Hu et al. [33] proposed two main improvements in depth-estimation tasks. Firstly, they used a multi-scale fusion module (MFM) to fuse extracted features at different scales with a refinement module. This module helped to combine discrete information at multiple scales into one. They used the same Res-Net proposed by Fu et al. [32] with a skip connection. Such lower-level information helped to recover a finer spatial resolution, which could be used to restore the minor detail lost due to multiple applications of downscaling. This resulted in clear boundaries in depth maps. Their second contribution was to develop a loss function that measures the inference error in training a model. They investigated the impact of various loss functions on the measurement of estimation errors near step edges. Their qualitative results show a better output of depth maps, but their network failed to accurately measure the reconstruction error of step edges for the evaluation of reconstruction accuracy.

Alhashim and Wonka [9] applied transfer learning to estimate the depth maps of a scene from a monocular image. They used a Dense-Net [34] encoder–decoder network with pretrained weights from ImageNet [21] to prevent training from random weights. The benefit of transfer learning helped to obtain greater feature extraction within a lower training time. They introduced a new loss function in which they combined different losses to estimate the depth maps. Their model was created on Dense-Net [34], which requires extensive memory. With a denser encoder, the number of parameters grows twice, which creates a serious caveat in training, making the learning slow. This represents the main drawback of their model. Another drawback is the overfitting due to color augmentation seen in their model.

Kumari et al. [35] generated depth images with the help of a residual encoder–decoder CNN network. Their model combined residual connections with hourglass networks that analyze the encoded characteristics at different scales. The inclusion of the hourglass module improved the output results, as this module emphasizes the export of global to local information by analyzing the different scales. Without the hourglass module, the results were suboptimal. They also added perceptual loss, which considered high-level features at different scales. The addition of perceptual loss helped the model to converge faster.

2.2.2. Semi-Supervised and Unsupervised Learning

Garg et al. [10] tried to solve the depth-estimation task in an unsupervised manner. They proposed a network and justified their work by comparing the weakness of supervised neural networks. They used an autoencoder setup to train on pairs of stereo images to construct depth maps. The encoder in their model was based on Alex-Net [21], in which the last connected layer is replaced with fully convolutional layers. Skip connections were introduced inside the network to obtain refined predictions. During training, the network predicts the inverse depth of the left image. Then, the right image, the disparity, and the predicted inverse depth of the left image are used by the network to reconstruct the left image. In the training phase, the reconstruction loss is reduced, and the reconstructed left image is matched to the input.

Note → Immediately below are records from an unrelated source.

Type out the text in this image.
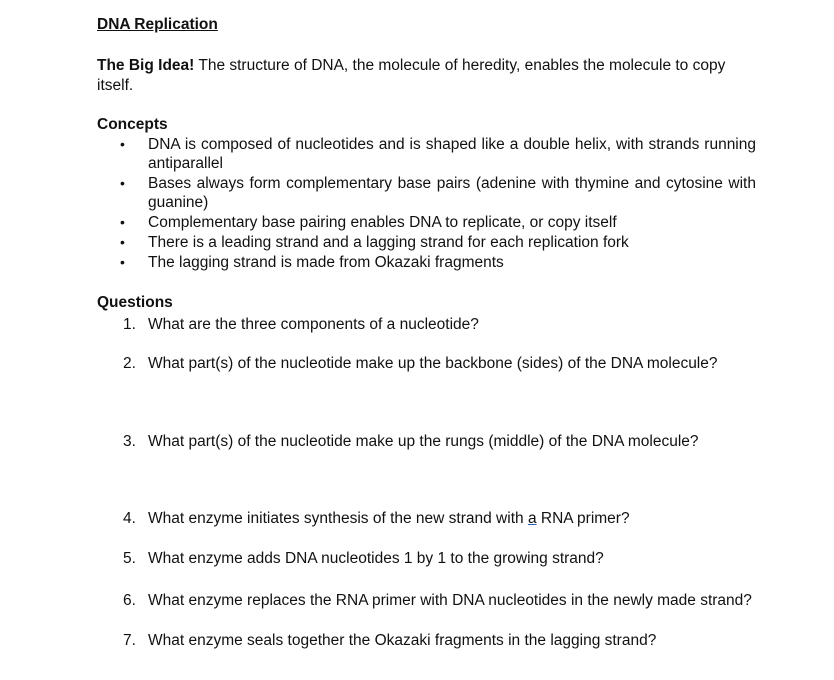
DNA Replication
The Big Idea! The structure of DNA, the molecule of heredity, enables the molecule to copy itself.
Concepts
•	DNA is composed of nucleotides and is shaped like a double helix, with strands running antiparallel
•	Bases always form complementary base pairs (adenine with thymine and cytosine with guanine)
•	Complementary base pairing enables DNA to replicate, or copy itself
•	There is a leading strand and a lagging strand for each replication fork
•	The lagging strand is made from Okazaki fragments
Questions
1. What are the three components of a nucleotide?
2. What part(s) of the nucleotide make up the backbone (sides) of the DNA molecule?
3. What part(s) of the nucleotide make up the rungs (middle) of the DNA molecule?
4. What enzyme initiates synthesis of the new strand with a RNA primer?
5. What enzyme adds DNA nucleotides 1 by 1 to the growing strand?
6. What enzyme replaces the RNA primer with DNA nucleotides in the newly made strand?
7. What enzyme seals together the Okazaki fragments in the lagging strand?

Godard et al. [11] also used unsupervised learning to estimated monocular depth. Their work was very similar to the method of Garg et al. [10]. The main difference in their method is that they introduced a new loss with left-right consistency. They showed that solely using reconstruction of the left image will lead to a poor depth prediction. Therefore, they used epipolar geometric constrains to generate disparity maps for both left and right images. They enforced the disparity maps’ consistency during the training phase, which improved the robustness and accuracy of the depth predictions. Their study demonstrated how a network could be trained in an unsupervised way for depth estimation using only stereo pairs of images.

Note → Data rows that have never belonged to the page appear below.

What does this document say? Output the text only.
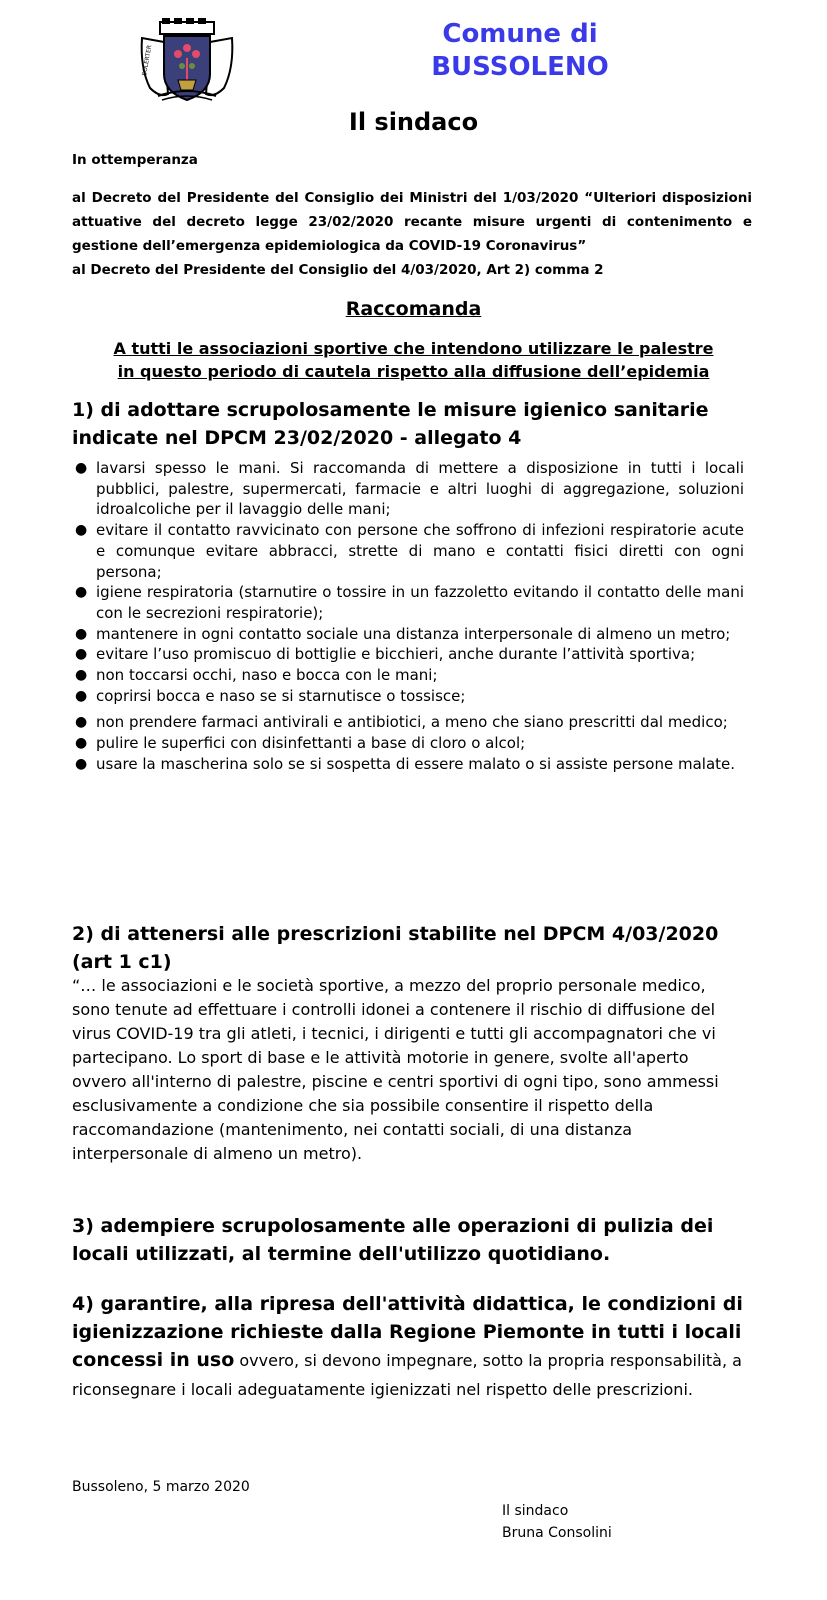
SOLERTER
Comune di
BUSSOLENO
Il sindaco
In ottemperanza
al Decreto del Presidente del Consiglio dei Ministri del 1/03/2020 “Ulteriori disposizioni attuative del decreto legge 23/02/2020 recante misure urgenti di contenimento e gestione dell’emergenza epidemiologica da COVID-19 Coronavirus”
al Decreto del Presidente del Consiglio del 4/03/2020, Art 2) comma 2
Raccomanda
A tutti le associazioni sportive che intendono utilizzare le palestre
in questo periodo di cautela rispetto alla diffusione dell’epidemia
1) di adottare scrupolosamente le misure igienico sanitarie indicate nel DPCM 23/02/2020 - allegato 4
● lavarsi spesso le mani. Si raccomanda di mettere a disposizione in tutti i locali pubblici, palestre, supermercati, farmacie e altri luoghi di aggregazione, soluzioni idroalcoliche per il lavaggio delle mani;
● evitare il contatto ravvicinato con persone che soffrono di infezioni respiratorie acute e comunque evitare abbracci, strette di mano e contatti fisici diretti con ogni persona;
● igiene respiratoria (starnutire o tossire in un fazzoletto evitando il contatto delle mani con le secrezioni respiratorie);
● mantenere in ogni contatto sociale una distanza interpersonale di almeno un metro;
● evitare l’uso promiscuo di bottiglie e bicchieri, anche durante l’attività sportiva;
● non toccarsi occhi, naso e bocca con le mani;
● coprirsi bocca e naso se si starnutisce o tossisce;
● non prendere farmaci antivirali e antibiotici, a meno che siano prescritti dal medico;
● pulire le superfici con disinfettanti a base di cloro o alcol;
● usare la mascherina solo se si sospetta di essere malato o si assiste persone malate.
2) di attenersi alle prescrizioni stabilite nel DPCM 4/03/2020 (art 1 c1)
“… le associazioni e le società sportive, a mezzo del proprio personale medico, sono tenute ad effettuare i controlli idonei a contenere il rischio di diffusione del virus COVID-19 tra gli atleti, i tecnici, i dirigenti e tutti gli accompagnatori che vi partecipano. Lo sport di base e le attività motorie in genere, svolte all'aperto ovvero all'interno di palestre, piscine e centri sportivi di ogni tipo, sono ammessi esclusivamente a condizione che sia possibile consentire il rispetto della raccomandazione (mantenimento, nei contatti sociali, di una distanza interpersonale di almeno un metro).
3) adempiere scrupolosamente alle operazioni di pulizia dei locali utilizzati, al termine dell'utilizzo quotidiano.
4) garantire, alla ripresa dell'attività didattica, le condizioni di igienizzazione richieste dalla Regione Piemonte in tutti i locali concessi in uso ovvero, si devono impegnare, sotto la propria responsabilità, a riconsegnare i locali adeguatamente igienizzati nel rispetto delle prescrizioni.
Bussoleno, 5 marzo 2020
Il sindaco
Bruna Consolini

Zhou et al. [36] created an unsupervised learning framework to simultaneously estimate the depth and ego-motion from a monocular camera. The training dataset was extracted from video recordings captured with a single camera. The camera location moves slightly between frames, behaving similar to a stereo pair. They developed a separate network to estimate the movement between the frames; hence, the camera calibration is eliminated. This method performed better, but certain assumptions were necessary for it to hold true. In order to prevent bad pixels from moving objects, which have a negative effect on the training process, they weighted the loss from each pixel using the predicted value for those pixels.

Following the trend, Casser et al. [37] proposed a motion model in an unsupervised approach. Their method can simulate dynamic scenes by simulating object motion. Their proposed motion model was the same as the ego-motion model. The only difference in their model was that it could precisely predict the motion of each individual object in 3D space. They used a pre-segmented RGB image sequence dataset for training. Hence, the model predicts the transformation vectors for each object in 3D space. Their method not only model the objects in 3D but also learns their motion on the fly. Their approach was able to model the depth for every scene and each individual object.

Chen et al. [38] estimated the depth from RGB images at a very sparse set of pixels. They used lower-power depth sensors to develop high-quality, dense depth maps. They combined semantic segmentation with sensor data to enhance the performance of the model. Their model was trained in a semi-supervised manner with a stereo camera setup. Their framework relies on both depth estimation and semantic segmentation, which switch according to conditions. Region-aware depth estimation is performed using a novel left –right semantic consistency term. They claim that their sparse depth information is very flexible, which leads the model to generalize the multiple scenes—meaning it can simultaneously work for indoor and outdoor scenes.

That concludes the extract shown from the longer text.